Tears are already running down her cheeks, “How?”
He walked slowly to her, taking her hand lightly, “We have twenty-four minutes left. Want to here the story?”
He knew it was coming but he didn’t react as she slapped him, again and again, before collapsing into his arms. “Yes. Tell me, you fucking bastard.”
It was cold for Southern California, this December, this world, in the year 2019. He’d been there a week. With three infants who did not obey orders in any way. He didn’t even have to sleep, but he kept getting strange looks, a one-eyed man with three babies.
The readings all said he was in the right world, the closest version to her world they’d been able to map. The one he’d been from, the version of him she’d thought he was so long ago. The one she’d jumped after.
He’d seen him, with Amelia of all things. And someone who had to be their daughter. That had shocked him. And, strangely gave him hope. In every dimension he’d visited, she’d been dead, their children, if they’d ever made it that far, dead. Murdered. Always. How it was different this time, he didn’t know.
So, he’d found the residence. The other one that she’d said could be trusted, although there was no real way to be sure. That version had died, but…..they had been allies, lovers in another world.
He was home. He could see movement in the house. He was alone, his senses were never wrong. So, he bundled the children into the weird conveyance, a stroller built for triplets. So strange, this world. Then he walked up to the door and rang the doorbell.
It took awhile, he could feel the eyes even through the security cameras. Finally the door opened, “What do you want Oliver?”
“I’m not Oliver, Jacob, an’ I need yer help. Or shou’ I call ya Colonel?”
He explained it all. Well, not all. But enough, implying that their world was about to fall to Experion. Lies came easily to him after all.
“I can’t take them ta their base Jacob. I can’t be near them. There are too many, protocols, for lack of a better term. I can’t get near somebody that……enhanced. Run what tests ya need ta confirm on the children, but she said ya could be trusted ta get the babies ta them. Ta protect them for a few days until you did. She has faith in you, an’, well, I’m desperate.”

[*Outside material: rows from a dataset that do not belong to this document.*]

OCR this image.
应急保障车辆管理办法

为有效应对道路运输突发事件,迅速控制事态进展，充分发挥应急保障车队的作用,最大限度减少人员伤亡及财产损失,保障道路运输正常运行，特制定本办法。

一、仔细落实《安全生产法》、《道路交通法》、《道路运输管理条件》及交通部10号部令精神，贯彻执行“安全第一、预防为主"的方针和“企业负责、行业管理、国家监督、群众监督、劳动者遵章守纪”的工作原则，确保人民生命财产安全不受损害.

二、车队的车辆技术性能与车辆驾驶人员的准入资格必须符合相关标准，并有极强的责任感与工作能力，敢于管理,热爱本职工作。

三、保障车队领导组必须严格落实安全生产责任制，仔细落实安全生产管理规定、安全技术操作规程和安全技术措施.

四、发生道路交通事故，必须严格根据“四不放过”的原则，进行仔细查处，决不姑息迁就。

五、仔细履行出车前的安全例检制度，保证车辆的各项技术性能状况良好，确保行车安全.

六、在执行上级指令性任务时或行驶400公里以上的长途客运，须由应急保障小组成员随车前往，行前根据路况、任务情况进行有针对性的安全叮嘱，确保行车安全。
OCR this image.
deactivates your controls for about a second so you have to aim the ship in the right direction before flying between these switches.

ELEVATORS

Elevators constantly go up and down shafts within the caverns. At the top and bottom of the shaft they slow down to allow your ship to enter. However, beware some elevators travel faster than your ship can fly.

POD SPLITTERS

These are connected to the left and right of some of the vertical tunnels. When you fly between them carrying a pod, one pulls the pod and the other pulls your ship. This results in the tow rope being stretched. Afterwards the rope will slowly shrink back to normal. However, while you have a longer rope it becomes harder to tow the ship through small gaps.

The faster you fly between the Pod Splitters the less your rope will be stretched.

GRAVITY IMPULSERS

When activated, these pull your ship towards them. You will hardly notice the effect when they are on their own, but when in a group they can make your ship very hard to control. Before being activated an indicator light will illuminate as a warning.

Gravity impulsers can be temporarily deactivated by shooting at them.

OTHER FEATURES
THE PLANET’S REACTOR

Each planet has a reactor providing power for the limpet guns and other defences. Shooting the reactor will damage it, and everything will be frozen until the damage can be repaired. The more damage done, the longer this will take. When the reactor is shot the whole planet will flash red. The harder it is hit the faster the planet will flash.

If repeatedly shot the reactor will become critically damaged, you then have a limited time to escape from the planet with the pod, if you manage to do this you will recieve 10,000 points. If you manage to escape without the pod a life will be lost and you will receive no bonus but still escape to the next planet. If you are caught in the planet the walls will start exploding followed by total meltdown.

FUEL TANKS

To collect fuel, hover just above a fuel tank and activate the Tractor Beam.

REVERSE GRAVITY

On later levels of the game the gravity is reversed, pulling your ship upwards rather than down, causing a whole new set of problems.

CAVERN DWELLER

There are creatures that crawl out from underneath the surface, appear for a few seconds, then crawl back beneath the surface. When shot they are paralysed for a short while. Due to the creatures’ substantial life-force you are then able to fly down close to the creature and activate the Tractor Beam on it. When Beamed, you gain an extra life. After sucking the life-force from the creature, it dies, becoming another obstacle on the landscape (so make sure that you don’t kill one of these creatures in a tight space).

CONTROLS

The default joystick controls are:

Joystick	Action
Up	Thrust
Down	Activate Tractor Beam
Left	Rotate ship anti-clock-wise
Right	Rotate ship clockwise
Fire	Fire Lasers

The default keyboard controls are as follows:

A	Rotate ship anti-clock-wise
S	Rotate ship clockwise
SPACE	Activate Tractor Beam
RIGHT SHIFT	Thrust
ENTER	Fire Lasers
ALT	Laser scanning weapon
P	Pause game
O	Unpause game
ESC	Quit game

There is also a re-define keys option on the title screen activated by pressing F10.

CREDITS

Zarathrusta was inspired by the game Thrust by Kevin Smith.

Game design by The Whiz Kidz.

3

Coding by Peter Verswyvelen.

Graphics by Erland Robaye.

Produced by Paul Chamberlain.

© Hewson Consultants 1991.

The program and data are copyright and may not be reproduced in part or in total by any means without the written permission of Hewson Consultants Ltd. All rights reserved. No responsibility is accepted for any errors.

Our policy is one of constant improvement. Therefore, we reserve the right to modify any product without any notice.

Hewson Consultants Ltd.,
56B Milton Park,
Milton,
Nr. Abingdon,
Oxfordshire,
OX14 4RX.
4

He stood there, looking down at the infants in their carriage. A blind man could see that they were…..more than human. He named them, pointing at each one an’ their distinctive features. Jacob flinched a little on the last name.
“I have ta go. Please. For her. For them.”
“Is she dead?”
“Not yet. But she can’t leave. The transdimensional phasin’……I’m the only one we have ever found that can survive it. Apparently these three too. I honestly don’t know what will happen long term. I……well, long ago, another one of my children died. Horribly. But that was an hour after phasin’ before we really knew what ta expect.” He didn’t bother to say the child’s age, the fact that she had been a cadet, as brutal as one could be raised by him, on that base. Or who the mother had been.
“Jacob…..one last thing. She’s a good woman. I don’t know if they can be told eventually. But, well, maybe it won’t matter if they are with them. But I am in no way a good man. Just a desperate one. She made me a better man, but still not a good one. It’s your choice of course, but anywhere here is better than the world I live in.”
“Thank you.” And I engaged the transphasic device.
“I hate you for doing that to me.” But she sat on the bed, leaning just slightly toward me.
“No more than I hate myself. No one will ever be able to recreate this base, not on this world anyway. Anybody that knew enough about it, I killed. Planted viruses within the research. We have five minutes left.”
“Brett….”
“Shawna….I hate myself, but I love ya.” She didn’t need to know about all the other things he’d done. After almost one hundred and twenty-five years, one good act in no way cleansed the sins. Yet it would have to do.
I kissed her lightly on the forehead, “I’m sorry.”
Then I held her until the explosions began.